Why can you do this substitution?

Question

The stationary states of a linear potential well are given by the solutions of the following differential equation:

$$\dfrac {\partial^2 f} {\partial x^2} - 2(x - c)f(x) =0$$

On Sakurai's Modern Quantum Mechanics, he claims the substitution $z = 2^{1/3}(x-c)$ transforms this into:

$$\dfrac {\partial^2 f} {\partial z^2} - zf(z) =0$$

Wolfram alpha confirms this solution, but that is not at all evident to me. I would write:

$$\dfrac {\partial^2 f(x)} {\partial z^2} - 2^{1/3}zf(x^2) =0, $$ where $x$ is evaluated at $x = 2^{-1/3}z-c$. I would like to write the equation in the form prescribed by Sakurai, since then the solution is given by Airy's function.
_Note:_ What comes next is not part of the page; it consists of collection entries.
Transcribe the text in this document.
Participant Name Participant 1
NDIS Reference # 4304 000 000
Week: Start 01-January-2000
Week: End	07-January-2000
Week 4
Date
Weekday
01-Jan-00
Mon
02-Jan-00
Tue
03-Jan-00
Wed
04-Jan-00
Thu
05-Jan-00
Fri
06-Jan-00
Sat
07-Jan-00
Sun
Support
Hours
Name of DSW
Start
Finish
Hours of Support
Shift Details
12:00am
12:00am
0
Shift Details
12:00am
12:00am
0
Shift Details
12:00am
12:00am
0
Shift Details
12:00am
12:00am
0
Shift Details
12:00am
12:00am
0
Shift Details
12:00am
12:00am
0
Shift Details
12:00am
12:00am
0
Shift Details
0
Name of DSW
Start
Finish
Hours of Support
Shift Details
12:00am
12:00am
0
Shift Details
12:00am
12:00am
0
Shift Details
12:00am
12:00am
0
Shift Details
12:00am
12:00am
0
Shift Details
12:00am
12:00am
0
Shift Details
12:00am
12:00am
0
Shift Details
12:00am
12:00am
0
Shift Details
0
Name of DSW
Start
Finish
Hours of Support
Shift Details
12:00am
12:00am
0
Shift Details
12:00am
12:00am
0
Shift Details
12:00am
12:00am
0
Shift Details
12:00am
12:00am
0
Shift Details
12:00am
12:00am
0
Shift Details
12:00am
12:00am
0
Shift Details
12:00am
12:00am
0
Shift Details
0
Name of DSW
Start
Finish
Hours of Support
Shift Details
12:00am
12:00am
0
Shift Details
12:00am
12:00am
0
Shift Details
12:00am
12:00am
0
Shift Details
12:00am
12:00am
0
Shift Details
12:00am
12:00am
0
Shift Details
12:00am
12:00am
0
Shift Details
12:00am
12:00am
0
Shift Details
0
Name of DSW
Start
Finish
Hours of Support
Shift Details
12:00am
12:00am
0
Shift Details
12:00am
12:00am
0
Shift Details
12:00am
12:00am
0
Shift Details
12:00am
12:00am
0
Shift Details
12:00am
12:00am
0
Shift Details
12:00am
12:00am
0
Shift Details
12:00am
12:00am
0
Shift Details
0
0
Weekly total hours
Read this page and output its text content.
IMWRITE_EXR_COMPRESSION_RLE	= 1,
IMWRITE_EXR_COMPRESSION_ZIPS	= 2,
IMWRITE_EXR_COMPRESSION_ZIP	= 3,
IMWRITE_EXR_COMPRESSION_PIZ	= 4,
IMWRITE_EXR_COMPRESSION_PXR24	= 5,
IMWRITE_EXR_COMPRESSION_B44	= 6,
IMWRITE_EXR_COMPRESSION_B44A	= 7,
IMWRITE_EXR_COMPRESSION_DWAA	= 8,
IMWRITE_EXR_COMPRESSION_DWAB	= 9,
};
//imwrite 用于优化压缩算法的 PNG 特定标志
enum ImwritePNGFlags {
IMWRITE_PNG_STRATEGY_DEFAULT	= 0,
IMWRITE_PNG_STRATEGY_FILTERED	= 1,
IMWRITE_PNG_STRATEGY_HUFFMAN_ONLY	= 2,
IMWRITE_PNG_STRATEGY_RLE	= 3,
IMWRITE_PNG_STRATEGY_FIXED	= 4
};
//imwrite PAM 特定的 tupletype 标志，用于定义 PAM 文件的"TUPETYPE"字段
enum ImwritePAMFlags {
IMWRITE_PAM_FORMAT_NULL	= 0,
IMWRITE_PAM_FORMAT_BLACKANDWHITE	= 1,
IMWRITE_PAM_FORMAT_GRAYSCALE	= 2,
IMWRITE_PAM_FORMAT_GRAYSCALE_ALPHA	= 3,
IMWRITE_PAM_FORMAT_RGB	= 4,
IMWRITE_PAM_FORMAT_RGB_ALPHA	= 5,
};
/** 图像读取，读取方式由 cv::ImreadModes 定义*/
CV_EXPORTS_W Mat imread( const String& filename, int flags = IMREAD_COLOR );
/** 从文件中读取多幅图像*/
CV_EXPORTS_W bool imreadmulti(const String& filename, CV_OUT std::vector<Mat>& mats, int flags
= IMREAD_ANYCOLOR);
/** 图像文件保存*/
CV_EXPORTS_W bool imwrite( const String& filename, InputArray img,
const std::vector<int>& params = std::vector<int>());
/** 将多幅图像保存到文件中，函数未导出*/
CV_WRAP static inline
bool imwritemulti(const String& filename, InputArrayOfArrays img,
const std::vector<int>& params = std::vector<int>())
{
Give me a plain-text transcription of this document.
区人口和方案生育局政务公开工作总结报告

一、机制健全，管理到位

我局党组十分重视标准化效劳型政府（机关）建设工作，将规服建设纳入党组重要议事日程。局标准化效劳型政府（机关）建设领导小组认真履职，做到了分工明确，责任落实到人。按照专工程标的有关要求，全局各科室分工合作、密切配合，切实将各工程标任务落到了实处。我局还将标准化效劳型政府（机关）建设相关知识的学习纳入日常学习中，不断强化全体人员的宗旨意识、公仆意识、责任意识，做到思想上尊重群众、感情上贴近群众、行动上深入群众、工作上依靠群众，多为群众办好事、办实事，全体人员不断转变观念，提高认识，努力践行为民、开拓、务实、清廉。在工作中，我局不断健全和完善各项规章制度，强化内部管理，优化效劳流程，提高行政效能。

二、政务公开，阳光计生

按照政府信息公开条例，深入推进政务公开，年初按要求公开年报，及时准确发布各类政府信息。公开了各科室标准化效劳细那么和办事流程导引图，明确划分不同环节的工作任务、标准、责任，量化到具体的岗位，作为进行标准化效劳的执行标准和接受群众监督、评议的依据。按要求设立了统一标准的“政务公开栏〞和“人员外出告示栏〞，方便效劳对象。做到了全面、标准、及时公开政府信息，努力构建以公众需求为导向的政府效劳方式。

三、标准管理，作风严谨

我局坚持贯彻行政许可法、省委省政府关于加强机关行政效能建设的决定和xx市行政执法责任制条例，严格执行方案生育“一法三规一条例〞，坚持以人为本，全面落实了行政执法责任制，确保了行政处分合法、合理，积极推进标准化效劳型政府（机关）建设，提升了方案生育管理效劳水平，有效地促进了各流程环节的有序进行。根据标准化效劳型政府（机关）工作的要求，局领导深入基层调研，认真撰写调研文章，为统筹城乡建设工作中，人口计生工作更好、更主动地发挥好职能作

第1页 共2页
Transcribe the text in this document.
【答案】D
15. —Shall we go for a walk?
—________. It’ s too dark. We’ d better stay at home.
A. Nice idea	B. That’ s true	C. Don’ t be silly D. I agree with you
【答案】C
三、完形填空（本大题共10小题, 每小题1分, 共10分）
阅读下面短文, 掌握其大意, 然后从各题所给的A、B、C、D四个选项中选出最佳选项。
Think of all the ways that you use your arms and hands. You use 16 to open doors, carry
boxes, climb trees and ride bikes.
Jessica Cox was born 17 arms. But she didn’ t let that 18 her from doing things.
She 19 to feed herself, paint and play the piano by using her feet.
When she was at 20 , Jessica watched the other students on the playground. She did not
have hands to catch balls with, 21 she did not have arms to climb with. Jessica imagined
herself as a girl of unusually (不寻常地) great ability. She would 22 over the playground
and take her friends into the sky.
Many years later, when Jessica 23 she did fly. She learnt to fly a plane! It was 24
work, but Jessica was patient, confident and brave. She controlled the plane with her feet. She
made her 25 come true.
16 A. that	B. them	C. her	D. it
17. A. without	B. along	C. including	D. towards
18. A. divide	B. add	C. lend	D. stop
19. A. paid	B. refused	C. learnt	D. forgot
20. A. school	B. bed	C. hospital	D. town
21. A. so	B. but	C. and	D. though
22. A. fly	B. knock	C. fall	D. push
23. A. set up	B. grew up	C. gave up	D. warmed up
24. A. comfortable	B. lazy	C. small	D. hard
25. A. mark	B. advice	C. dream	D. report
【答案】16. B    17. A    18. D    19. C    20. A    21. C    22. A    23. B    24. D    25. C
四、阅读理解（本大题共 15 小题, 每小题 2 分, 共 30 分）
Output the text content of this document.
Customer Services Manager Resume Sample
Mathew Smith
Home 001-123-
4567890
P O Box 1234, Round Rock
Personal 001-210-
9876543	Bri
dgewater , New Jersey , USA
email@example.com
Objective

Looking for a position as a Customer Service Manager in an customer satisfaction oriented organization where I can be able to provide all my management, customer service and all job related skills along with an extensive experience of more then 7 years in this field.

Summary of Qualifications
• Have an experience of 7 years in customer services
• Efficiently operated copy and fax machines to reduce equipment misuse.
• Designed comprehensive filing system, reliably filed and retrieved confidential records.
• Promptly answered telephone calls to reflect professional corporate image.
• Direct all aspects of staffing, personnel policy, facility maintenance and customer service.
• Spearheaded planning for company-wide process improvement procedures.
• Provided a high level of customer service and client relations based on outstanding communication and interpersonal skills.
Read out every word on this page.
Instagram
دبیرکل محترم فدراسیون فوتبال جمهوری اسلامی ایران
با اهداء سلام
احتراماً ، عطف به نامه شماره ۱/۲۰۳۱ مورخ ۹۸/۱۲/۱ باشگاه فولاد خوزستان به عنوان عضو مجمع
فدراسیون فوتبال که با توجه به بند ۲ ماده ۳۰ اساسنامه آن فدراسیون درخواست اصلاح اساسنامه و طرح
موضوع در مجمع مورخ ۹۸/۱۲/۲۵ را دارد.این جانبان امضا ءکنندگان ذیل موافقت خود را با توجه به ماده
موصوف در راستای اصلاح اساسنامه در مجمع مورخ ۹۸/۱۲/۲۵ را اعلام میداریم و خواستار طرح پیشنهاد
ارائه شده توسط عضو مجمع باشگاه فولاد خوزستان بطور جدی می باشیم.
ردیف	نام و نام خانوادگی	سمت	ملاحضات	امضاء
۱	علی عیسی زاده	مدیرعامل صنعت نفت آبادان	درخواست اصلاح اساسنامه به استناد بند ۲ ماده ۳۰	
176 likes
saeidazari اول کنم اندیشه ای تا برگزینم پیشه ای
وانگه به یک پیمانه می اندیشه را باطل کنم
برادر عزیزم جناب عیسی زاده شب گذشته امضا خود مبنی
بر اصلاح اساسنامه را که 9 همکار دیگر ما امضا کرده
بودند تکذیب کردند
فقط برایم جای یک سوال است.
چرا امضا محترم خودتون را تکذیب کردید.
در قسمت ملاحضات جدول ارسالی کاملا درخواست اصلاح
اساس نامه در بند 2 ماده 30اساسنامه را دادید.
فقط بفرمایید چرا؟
What did he do to transform the equation?

Answer 1

By the chain rule, $$\frac{\partial f}{\partial x} = \frac{\partial f}{\partial z}\frac{\partial z}{\partial x} = 2^{1/3}\frac{\partial f}{\partial z}$$ $$\frac{\partial^{2}f}{\partial x^{2}} = \frac{\partial}{\partial x}\left[\frac{\partial f}{\partial x}\right] = \frac{\partial}{\partial x}\left[2^{1/3}\frac{\partial f}{\partial z}\right] = \frac{\partial z}{\partial x}\frac{\partial}{\partial z}\left[2^{1/3}\frac{\partial f}{\partial z}\right] = 4^{1/3}\frac{\partial^{2} f}{\partial z^{2}}$$ This turns $$\frac{\partial^{2} f}{\partial x^{2}} - 2(x-c)f = 0$$ Into $$4^{1/3}\frac{\partial^{2} f}{\partial z^{2}} - 4^{1/3}zf = 0$$ And dividing by $4^{1/3}$ gives $$\frac{\partial^{2} f}{\partial z^{2}} - zf = 0$$